For the last year, the local organized environment featured just 4th Edition D&D. One Pathfinder Society GM ran a table, but had the same players show up consistently and wound up closing his table and running it as a campaign. A few home groups met publicly for a week or two to recruit an extra player, Call of Cthulhu recruited and filled two tables for months, but everything else sputtered and died. Until recently.
What Worked Before
Previously, there were three successful recruitment efforts. The strange thing is that it’s hard to pinpoint what the common ground was–they were very different campaigns, settings and styles. Here’s a bit more about each.
D&D Encounters  is a specifically designed campaign modeled on their Friday Night Magic program in many ways. It’s nationwide, always runs on Wednesday, is tied to retail locations, and is coordinated from their website.
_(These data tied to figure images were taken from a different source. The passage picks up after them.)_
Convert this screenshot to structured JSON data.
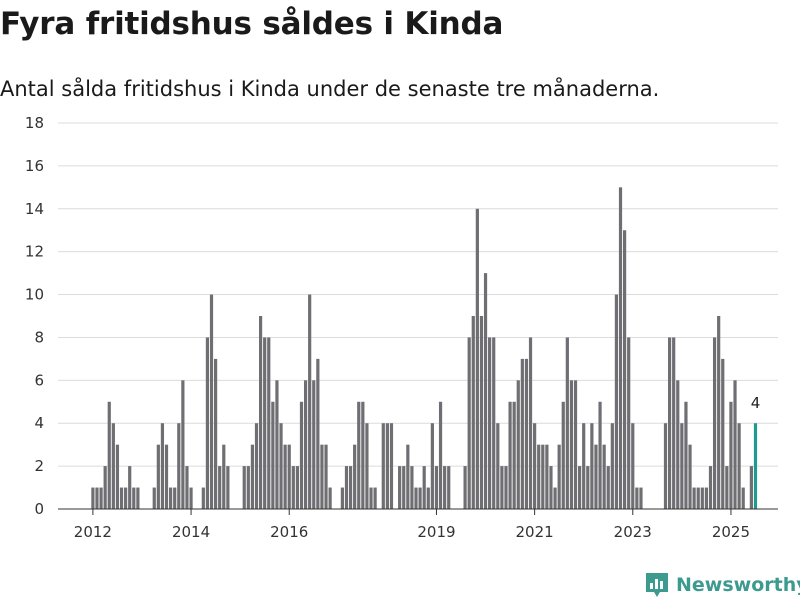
{
  "header": {
    "title": "Fyra fritidshus såldes i Kinda",
    "subtitle": "Antal sålda fritidshus i Kinda under de senaste tre månaderna."
  },
  "brand": {
    "name": "Newsworthy"
  },
  "colors": {
    "bar": "#6f6e73",
    "highlight": "#1f9a8f",
    "grid": "#dcdcdc",
    "brand": "#3d9a8f"
  },
  "chart_data": {
    "type": "bar",
    "title": "Fyra fritidshus såldes i Kinda",
    "subtitle": "Antal sålda fritidshus i Kinda under de senaste tre månaderna.",
    "xlabel": "",
    "ylabel": "",
    "ylim": [
      0,
      18
    ],
    "yticks": [
      0,
      2,
      4,
      6,
      8,
      10,
      12,
      14,
      16,
      18
    ],
    "xticks": [
      {
        "label": "2012",
        "index": 0
      },
      {
        "label": "2014",
        "index": 24
      },
      {
        "label": "2016",
        "index": 48
      },
      {
        "label": "2019",
        "index": 84
      },
      {
        "label": "2021",
        "index": 108
      },
      {
        "label": "2023",
        "index": 132
      },
      {
        "label": "2025",
        "index": 156
      }
    ],
    "grid": true,
    "frequency": "monthly, rolling three-month totals",
    "values": [
      1,
      1,
      1,
      2,
      5,
      4,
      3,
      1,
      1,
      2,
      1,
      1,
      0,
      0,
      0,
      1,
      3,
      4,
      3,
      1,
      1,
      4,
      6,
      2,
      1,
      0,
      0,
      1,
      8,
      10,
      7,
      2,
      3,
      2,
      0,
      0,
      0,
      2,
      2,
      3,
      4,
      9,
      8,
      8,
      5,
      6,
      4,
      3,
      3,
      2,
      2,
      5,
      6,
      10,
      6,
      7,
      3,
      3,
      1,
      0,
      0,
      1,
      2,
      2,
      3,
      5,
      5,
      4,
      1,
      1,
      0,
      4,
      4,
      4,
      0,
      2,
      2,
      3,
      2,
      1,
      1,
      2,
      1,
      4,
      2,
      5,
      2,
      2,
      0,
      0,
      0,
      2,
      8,
      9,
      14,
      9,
      11,
      8,
      8,
      4,
      2,
      2,
      5,
      5,
      6,
      7,
      7,
      8,
      4,
      3,
      3,
      3,
      2,
      1,
      3,
      5,
      8,
      6,
      6,
      2,
      4,
      2,
      4,
      3,
      5,
      3,
      2,
      4,
      10,
      15,
      13,
      8,
      4,
      1,
      1,
      0,
      0,
      0,
      0,
      0,
      4,
      8,
      8,
      6,
      4,
      5,
      3,
      1,
      1,
      1,
      1,
      2,
      8,
      9,
      7,
      2,
      5,
      6,
      4,
      1,
      0,
      2,
      4
    ],
    "highlight_index": 162,
    "annotations": [
      {
        "index": 162,
        "text": "4"
      }
    ]
  }
}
So no matter where you go, there’s a familiar way to meet local gamers and get the anticipated experience.
Part of its success is the drop in, low continuity nature of the game. Much like old RPGA modules, and UNlike most home games, different people show up each week, often with different characters from their stable. There are a couple significant differences from the old RPGA plots:
- Increased Continuity: There are 10-20 adventures serially linked, so the previous session leads into the next.
- Time: Encounters adventures are intended to run 1-2 hours, rather than 3-5.
- Level: Encounters runs in a narrow band, usually from levels one to three, then restarts, instead of running up and up. While the restarts are annoying to veterans, it encourages new players.
Call of Cthulhu
Sheila ran games at local RPG Meetups, and wowed people with her detailed descriptions and game mastering skills. So when she offered to run a regular Cthulhu game, she had many interested people. In fact, she had so many that after running for a few weeks, her wait list was long enough that she started a second table on alternate weeks!
A big part of the success is difficult to replicate–Sheila’s just a good GM–but consistent scheduling set expectations and made player retention easy. It was so successful that after her tables ran to the end of the campaign (and the world’s end), most of them signed on for another campaign.
The old Pathfinder table was popular, but turnout was inconsistent, with only one GM who showed up regularly. After a couple months of having the same six players show up (with an odd number of extra people), the GM closed the table to increase continuity. He’d been frustrated by the “clean slate” assumption of most Pathfinder Society modules, and the default assumption that this week’s betrayal didn’t have repercussions the following week.
The New Champion
Over the last few months, a lot of people were disappointed that there were no available Pathfinder Society games. A few people offered to run GM Pathfinder games, but no regular groups developed–just a lot of frustrated half built groups, stranded players, and GMs who wondered why all the the players who said they were so eager never showed up.
So what changed?
- Over the last several months many other groups have tried out Pathfinder on their own, creating an eager player pool.
- Our local mini-con had a lot of slots devoted to Pathfinder games. They filled up, revealing that there were more than 20 people eager to play Pathfinder regularly.
- One local GM, Will, committed to running Pathfinder Society games every Sunday. He recruited other GMs he’d met at Encounters and personal friends. It launched with two GMs running tables; since it launched he recruited additional GMs so that individuals don’t burn out running week after week.
The local group has been meeting for the last month, steadily adding new players. They’re now filling three tables regularly, and are getting enough GMs to seat everyone.
If your local store doesn’t have a thriving community, that can change quickly. It just takes one dedicated person. (Ideally, though, you’ll have a bench of other GMs ready in case it takes off–running every week can be grueling.)
Consistent scheduling makes success easier to attain. Weekly is much better than alternating weeks–if there’s a game every Sunday, you’ll head down. If it’s every other Sunday, wondering if this is the “on week” may frustrate players, depressing turnout.
An awesome GM who demonstrates their skill can build a steady group for any system. If that’s not you, then look into organized play for the big systems. The national portability, consistent rules, and clear expectations might draw in people you’ve never met!